Un monde à portée de main

Maylis de Kerangal

Folio

  • Conseillé par (Libraire)
    10 mai 2021

    Un monde à portée de main

    Extrait

    "Paula attend. Ses yeux fendus jettent un éclat grave : on apprend ici à peindre la maille d'un noyer de dix ans et celle d'un noyer de cent ans, rien de plus, c'est le deal.
    ... Mais le truc c'est que les copier implique tout de même de s'en faire une idée, de vouloir les connaître, ce n'est pas si médiocre.
    ... et la voix de Kate sonne clair quand elle accélère : j'en ai marre de copier, d'imiter, de reproduire, à quoi ça sert, vas-y, j'écoute.
    ...elle (Paula) murmure dans un souffle : ça sert à imaginer."

    Paula, Jonas et Kate entrent en apprentissage à l'institut de peinture de Bruxelles.

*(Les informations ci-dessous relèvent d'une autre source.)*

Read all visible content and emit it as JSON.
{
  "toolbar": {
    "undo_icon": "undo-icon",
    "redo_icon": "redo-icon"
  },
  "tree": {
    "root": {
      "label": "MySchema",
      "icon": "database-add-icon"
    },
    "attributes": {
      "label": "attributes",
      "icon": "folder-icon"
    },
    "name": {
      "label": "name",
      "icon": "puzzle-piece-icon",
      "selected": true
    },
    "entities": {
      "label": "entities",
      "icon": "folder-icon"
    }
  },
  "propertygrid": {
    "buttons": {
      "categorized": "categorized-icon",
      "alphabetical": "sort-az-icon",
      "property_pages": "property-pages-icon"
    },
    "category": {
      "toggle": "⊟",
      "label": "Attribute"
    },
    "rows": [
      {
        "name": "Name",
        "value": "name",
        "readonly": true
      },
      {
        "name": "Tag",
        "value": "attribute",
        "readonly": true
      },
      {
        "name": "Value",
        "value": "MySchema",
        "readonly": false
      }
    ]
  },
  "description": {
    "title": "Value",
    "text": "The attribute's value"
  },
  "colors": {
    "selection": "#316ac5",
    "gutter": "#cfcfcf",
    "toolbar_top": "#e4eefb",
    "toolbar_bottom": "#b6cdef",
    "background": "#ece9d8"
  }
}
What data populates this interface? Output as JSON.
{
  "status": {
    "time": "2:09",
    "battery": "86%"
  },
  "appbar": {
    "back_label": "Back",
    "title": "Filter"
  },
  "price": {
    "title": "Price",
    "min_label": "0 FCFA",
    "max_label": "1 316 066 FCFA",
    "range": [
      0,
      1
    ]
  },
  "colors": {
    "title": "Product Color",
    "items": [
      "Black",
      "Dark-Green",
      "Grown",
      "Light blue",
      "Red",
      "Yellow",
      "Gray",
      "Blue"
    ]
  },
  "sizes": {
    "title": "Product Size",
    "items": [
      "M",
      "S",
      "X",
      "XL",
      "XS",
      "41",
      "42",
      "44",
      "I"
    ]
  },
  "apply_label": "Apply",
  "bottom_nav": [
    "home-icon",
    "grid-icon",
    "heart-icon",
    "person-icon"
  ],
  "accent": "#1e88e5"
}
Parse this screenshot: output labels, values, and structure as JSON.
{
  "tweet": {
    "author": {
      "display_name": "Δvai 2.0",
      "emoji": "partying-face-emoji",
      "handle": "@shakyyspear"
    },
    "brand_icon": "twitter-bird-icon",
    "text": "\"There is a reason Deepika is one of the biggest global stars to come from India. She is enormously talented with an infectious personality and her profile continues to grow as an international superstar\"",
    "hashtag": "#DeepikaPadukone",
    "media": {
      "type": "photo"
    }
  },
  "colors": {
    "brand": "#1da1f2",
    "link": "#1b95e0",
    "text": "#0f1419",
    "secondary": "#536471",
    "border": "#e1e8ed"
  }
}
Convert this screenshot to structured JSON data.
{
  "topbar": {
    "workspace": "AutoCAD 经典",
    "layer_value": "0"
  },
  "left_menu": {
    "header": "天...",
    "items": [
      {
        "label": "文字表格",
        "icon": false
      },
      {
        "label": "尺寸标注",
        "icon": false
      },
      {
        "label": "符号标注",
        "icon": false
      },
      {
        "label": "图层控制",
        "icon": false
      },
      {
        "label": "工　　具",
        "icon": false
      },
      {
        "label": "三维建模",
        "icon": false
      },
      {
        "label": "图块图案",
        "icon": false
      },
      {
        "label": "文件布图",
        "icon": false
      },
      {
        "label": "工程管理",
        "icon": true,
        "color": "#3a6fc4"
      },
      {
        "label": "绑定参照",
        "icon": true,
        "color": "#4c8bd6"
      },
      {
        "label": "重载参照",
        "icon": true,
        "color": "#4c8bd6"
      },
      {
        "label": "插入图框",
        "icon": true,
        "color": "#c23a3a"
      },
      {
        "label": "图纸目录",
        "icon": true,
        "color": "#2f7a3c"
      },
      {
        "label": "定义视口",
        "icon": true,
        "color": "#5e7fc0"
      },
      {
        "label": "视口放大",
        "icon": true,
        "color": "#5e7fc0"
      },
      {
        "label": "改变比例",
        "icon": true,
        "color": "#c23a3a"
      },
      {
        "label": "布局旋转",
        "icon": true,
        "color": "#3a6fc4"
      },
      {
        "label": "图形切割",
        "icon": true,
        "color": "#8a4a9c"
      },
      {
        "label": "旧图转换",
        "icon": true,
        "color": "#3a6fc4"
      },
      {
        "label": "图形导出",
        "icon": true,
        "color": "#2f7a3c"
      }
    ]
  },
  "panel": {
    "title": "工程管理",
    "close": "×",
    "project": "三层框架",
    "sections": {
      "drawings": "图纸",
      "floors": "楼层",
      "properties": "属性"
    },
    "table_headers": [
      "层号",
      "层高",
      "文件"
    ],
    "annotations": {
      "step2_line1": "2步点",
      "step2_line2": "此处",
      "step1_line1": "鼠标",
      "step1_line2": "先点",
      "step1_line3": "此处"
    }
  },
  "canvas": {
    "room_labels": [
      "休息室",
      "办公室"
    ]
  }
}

Au programme, apprendre à copier les surfaces naturelles du monde, à donner l'illusion des matières vivantes. L'apprentissage passe par celui de voir, et de là d'imaginer, voire de créer.
    L'auteur offre densité et technique au texte. Un flot de mots rapide comme s'il s'agissait d'une course à garder traces. L' élan se renforce pour saisir encore et encore le monde de peur de le voir disparaître plus vite qu'il se crée.


  • Conseillé par
    25 juin 2020

    Tromper les yeux, ouvrir des espaces

    Comme d'hab, façon cow-boy sentimental, Maylis de Kerangal enfonce la porte d'une vie, d'un personnage et d'un métier, et fait circuler un grand courant d'air. Paula Karst quitte le cocon familial et va étudier la peinture du trompe-l’œil à Bruxelles. Elle entre peu à peu dans ce corps d'adulte, d'ouvrier, d'artisan, d'artiste et de femme, avec l'énergie, la passion, les doutes et les rebonds de la phrase. L'écrivaine doit peut-être à sa formation de géographe le goût d'ouvrir les espaces entre l'intime et le monde, le présent et le passé, le technique et le poétique. C'est une langue en mouvement, en quatre dimensions, qui saute les obstacles, tire des perspectives, trace des tangentes. Plus que la question de l'illusion, c'est celle de l’œuvre d'art qui court ici, à ouvrir des au-delà, des vies parallèles à imaginer, plus riches, plus vraies, plus fortes.